– Да ведь так, брат, и есть! Только иным умникам этого не понять. Все рассуждают, извилиной шевелят. А толку?..
Даниле хотелось пресечь пустой разговор парой колких и едких фраз, но тут альтер-эго, окропленное коньяком, пробудилось от сна, отодвинуло здравый смысл и вышло на сцену:
– А тебя, я смотрю, весьма Елена интересует, – заметил он. – О чем бы ни говорили – все Елена да Елена. Может, тебе самому осадой ту крепость взять? Раз уж ты такой полководец?..
Трубицын усмехнулся сквозь пузатый бокал.
Данилу это злило: хотелось уколоть так называемого друга, чтоб не копался в сердечной ране.
– А знаешь, – неожиданно для себя сказал он. – Ты, коли хочешь – бери ее и ешь с кашей. Елену. Мне все равно.
– Эк ты невестами-то разбрасываешься, – заметил Трубицын.
– Она ннне… ннневеста, – Данила будто сплюнул с языка ледяную сосульку.
– А что, – продолжал он, распаляясь, – дама приятная. Фактура. Локоны. Глаза, – тут он вспомнил голубые, как небо, глаза Еленушки и сердце защемило. – Талия, – желчно продолжал он, – и папахен с приданым, и мамахен уж точно от тебя без ума будет…
– Давай-ка выпьем, – неожиданно мягко сказал Жорж. – За тебя, дружище Цапель. Не горюй, брат, глядишь, все наладится…
Теплая волна благодарности поднялась в груди. Вот глянешь – полено поленом, фат, балабол… а понимает!
– За тебя, друг! – Данила хватил глоток, от которого запершило в горле.
– Скажи-ка, брат, – продолжал Трубицын, – что такого могла дама сердца свершить, чтобы ты… как, бишь, «не смог принять разумом»? На мой разум приходит одно…
Слышать, что приходит на ум пошляку, был Данила не в силах.
– Хочешь знать, что такого? Изволь. Представь, что есть женщина. Умнейшая, просвещенная. Ты с ней говоришь о письмах Вольтера, о Цицероне, о Северном флоте… неважно.
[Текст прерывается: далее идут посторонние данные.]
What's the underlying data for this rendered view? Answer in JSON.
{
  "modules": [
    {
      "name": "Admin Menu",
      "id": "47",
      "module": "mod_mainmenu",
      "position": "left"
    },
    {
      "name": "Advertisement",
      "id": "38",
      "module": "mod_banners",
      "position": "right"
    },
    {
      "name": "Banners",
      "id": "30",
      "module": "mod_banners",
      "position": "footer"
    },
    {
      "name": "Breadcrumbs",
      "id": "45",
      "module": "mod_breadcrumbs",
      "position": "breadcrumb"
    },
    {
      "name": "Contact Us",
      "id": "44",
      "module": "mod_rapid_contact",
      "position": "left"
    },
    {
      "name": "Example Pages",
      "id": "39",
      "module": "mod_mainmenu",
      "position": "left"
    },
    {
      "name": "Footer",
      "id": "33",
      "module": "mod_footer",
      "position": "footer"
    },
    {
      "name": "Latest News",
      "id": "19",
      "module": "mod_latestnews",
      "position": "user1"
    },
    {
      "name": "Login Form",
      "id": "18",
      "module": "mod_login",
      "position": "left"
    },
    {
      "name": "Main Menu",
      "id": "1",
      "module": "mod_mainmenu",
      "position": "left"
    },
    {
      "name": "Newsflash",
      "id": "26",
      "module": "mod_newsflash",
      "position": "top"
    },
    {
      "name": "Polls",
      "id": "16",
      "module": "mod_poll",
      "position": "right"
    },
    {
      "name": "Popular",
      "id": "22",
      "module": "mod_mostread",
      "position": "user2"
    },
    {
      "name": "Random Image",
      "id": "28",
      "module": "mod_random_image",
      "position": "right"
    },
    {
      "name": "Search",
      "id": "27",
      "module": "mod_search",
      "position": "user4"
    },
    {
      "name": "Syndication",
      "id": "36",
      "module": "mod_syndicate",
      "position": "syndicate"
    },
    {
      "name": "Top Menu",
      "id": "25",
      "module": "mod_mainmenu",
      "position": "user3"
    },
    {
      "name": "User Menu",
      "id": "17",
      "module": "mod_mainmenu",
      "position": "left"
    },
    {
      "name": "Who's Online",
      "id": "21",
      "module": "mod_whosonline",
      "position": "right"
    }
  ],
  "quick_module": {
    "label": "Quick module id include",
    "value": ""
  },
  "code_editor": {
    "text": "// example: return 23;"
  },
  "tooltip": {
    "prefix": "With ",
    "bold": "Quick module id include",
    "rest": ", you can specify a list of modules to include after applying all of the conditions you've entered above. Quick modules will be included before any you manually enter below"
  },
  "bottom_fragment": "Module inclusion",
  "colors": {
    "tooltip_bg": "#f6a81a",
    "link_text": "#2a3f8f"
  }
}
Данила принял бокал, в котором вновь плескался коньяк, и продолжал:
– И тут узнаешь, что она… при всем уме, красоте, добродетелях…
Трубицын подался вперед, донельзя заинтригованный.
Данила припечатал:
– Она. Ходит. К гадалкам. И верит! Всей чепухе. Как какая-то… деревенская баба!
Высказал, что на душе, и прикрыл глаза.
И вздрогнул от странных звуков.
Трубицын хохотал, утирая слезу. Хлопал рукой по колену, не смущаясь под косыми взглядами дам, тряс черной башкой, отмахивался салфеткой.
– И… все? – выдавил он сквозь смех, – только-то? Мадам, прошу извинить, мой приятель такой остряк, такой анекдотец сейчас завернул, уж не обессудьте, пардон, пардон.